2. Argumentum ad verecundiam
Das Gegenteil der erst genannten Argumentationsfigur, dabei jedoch ebenso fehlerhaft, ist das Argument „ad verecundiam“, also das Argument „aus Ehrfurcht“. Hier wird der eigene Standpunkt durch die Berufung auf eine Autorität bewiesen bzw. erhärtet.

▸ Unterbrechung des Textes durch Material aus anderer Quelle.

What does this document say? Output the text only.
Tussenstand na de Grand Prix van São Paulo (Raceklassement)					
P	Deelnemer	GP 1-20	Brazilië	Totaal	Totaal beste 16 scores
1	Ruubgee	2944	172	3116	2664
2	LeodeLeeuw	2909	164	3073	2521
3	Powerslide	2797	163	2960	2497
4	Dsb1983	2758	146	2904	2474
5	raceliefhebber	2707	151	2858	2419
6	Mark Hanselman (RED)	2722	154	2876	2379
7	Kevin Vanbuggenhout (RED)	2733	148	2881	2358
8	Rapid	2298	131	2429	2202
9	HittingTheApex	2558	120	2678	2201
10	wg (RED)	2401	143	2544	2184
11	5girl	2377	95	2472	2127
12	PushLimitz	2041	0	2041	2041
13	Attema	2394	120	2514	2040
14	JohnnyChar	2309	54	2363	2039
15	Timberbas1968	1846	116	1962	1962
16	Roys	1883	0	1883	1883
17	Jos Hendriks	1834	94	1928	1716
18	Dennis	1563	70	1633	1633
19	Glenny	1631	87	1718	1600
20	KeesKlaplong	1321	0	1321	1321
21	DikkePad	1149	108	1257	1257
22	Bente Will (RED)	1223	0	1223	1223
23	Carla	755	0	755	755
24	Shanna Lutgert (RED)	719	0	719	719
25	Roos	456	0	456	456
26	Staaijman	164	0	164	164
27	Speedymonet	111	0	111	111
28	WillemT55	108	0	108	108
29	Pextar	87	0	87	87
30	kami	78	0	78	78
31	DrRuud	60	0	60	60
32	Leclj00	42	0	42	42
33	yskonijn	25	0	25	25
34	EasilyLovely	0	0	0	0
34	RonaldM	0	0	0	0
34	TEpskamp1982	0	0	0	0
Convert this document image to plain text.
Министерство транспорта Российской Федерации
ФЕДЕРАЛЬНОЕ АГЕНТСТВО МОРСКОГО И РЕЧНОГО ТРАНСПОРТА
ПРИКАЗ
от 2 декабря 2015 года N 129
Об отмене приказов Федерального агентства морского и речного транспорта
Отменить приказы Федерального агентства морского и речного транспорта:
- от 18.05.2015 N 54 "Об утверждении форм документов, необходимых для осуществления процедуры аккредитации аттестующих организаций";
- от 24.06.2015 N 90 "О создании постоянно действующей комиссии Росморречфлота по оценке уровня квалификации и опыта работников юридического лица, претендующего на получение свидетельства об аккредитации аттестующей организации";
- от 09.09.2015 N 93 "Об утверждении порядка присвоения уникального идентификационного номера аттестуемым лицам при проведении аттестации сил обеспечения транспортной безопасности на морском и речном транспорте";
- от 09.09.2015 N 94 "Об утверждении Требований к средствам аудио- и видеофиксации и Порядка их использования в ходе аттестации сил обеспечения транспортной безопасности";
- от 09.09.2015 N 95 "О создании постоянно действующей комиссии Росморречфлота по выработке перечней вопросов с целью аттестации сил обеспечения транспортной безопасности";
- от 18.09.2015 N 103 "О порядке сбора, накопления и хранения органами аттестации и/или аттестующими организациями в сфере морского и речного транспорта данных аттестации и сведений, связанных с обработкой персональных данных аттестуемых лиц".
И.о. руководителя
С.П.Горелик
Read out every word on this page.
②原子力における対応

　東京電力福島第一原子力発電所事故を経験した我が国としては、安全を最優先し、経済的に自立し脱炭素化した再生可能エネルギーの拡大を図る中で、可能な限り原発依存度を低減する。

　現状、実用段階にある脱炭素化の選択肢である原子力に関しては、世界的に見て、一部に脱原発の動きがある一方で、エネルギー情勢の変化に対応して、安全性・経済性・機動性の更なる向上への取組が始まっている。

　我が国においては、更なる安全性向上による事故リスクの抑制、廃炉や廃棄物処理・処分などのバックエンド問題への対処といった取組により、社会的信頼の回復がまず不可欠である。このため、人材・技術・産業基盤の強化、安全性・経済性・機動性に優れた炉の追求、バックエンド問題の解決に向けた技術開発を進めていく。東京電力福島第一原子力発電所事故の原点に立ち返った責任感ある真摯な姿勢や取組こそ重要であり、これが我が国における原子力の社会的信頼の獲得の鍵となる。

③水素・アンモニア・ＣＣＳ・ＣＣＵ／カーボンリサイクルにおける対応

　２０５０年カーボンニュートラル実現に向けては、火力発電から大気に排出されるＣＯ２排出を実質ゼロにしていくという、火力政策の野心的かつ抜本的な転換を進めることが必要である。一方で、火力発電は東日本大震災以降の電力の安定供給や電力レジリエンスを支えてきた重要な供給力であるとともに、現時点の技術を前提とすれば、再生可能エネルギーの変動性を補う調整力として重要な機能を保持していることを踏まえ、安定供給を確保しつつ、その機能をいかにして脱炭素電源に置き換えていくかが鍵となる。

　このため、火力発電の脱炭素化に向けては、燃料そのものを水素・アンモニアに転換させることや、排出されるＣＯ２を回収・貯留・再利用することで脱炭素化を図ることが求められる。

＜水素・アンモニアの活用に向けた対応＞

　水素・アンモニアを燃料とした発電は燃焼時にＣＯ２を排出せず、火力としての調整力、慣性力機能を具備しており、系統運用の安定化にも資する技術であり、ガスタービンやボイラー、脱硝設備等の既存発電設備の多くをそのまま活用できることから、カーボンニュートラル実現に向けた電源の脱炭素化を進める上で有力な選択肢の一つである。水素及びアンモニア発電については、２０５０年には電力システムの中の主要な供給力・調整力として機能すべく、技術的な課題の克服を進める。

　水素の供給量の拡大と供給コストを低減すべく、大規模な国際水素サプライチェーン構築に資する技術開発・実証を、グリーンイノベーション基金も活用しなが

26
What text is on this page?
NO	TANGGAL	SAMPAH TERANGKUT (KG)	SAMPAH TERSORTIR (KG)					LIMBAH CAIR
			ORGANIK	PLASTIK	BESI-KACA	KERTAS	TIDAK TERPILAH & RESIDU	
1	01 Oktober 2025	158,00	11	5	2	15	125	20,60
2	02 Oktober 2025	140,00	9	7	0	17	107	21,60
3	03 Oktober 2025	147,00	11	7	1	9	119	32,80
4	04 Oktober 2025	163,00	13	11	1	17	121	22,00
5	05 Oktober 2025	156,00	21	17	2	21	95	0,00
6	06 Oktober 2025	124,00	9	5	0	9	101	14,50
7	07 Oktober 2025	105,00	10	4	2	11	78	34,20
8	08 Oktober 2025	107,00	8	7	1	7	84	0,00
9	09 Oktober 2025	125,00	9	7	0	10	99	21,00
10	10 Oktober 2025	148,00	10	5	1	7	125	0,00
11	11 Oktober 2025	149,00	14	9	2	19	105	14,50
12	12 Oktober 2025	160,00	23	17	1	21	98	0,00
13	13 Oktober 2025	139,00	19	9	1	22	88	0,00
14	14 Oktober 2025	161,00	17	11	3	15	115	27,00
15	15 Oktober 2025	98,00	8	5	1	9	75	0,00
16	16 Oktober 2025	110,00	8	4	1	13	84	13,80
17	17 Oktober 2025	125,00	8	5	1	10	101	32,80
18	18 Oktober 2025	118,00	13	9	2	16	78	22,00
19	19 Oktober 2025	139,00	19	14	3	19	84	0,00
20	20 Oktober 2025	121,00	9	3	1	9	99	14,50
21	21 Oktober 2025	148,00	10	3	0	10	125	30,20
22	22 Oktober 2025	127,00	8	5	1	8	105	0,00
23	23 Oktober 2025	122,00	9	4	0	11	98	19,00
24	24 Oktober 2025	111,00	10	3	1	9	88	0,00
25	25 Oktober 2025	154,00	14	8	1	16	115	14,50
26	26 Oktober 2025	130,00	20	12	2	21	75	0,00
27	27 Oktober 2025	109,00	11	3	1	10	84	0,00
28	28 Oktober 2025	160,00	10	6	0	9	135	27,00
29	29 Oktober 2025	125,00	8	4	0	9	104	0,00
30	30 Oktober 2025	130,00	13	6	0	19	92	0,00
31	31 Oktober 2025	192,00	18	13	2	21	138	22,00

B1: „Der Einsatz der Grünen Gentechnik ist ethisch geboten. Das hat der Philosoph und Agrarwissenschaftler Dennis Johnson klar gemacht.“
B2: „Grüne Gentechnik wird auch von der Kirche abgelehnt.“ (Anmerkung: Die Positionen der Kirchen in Deutschland zum Thema Gentechnik lassen sich nicht derart pauschalisieren.)
Es ist an zahllosen Stellen in Debatten ohne Zweifel sinnvoll und notwendig, sich auf die Argumente, Studien und Ergebnisse von Expertinnen und Experten zu berufen – der Hinweis auf eine Autorität allein ist jedoch keine Garantie für die Wahrheit einer Position und stellt damit auch nur bedingt ein triftiges Argument dar.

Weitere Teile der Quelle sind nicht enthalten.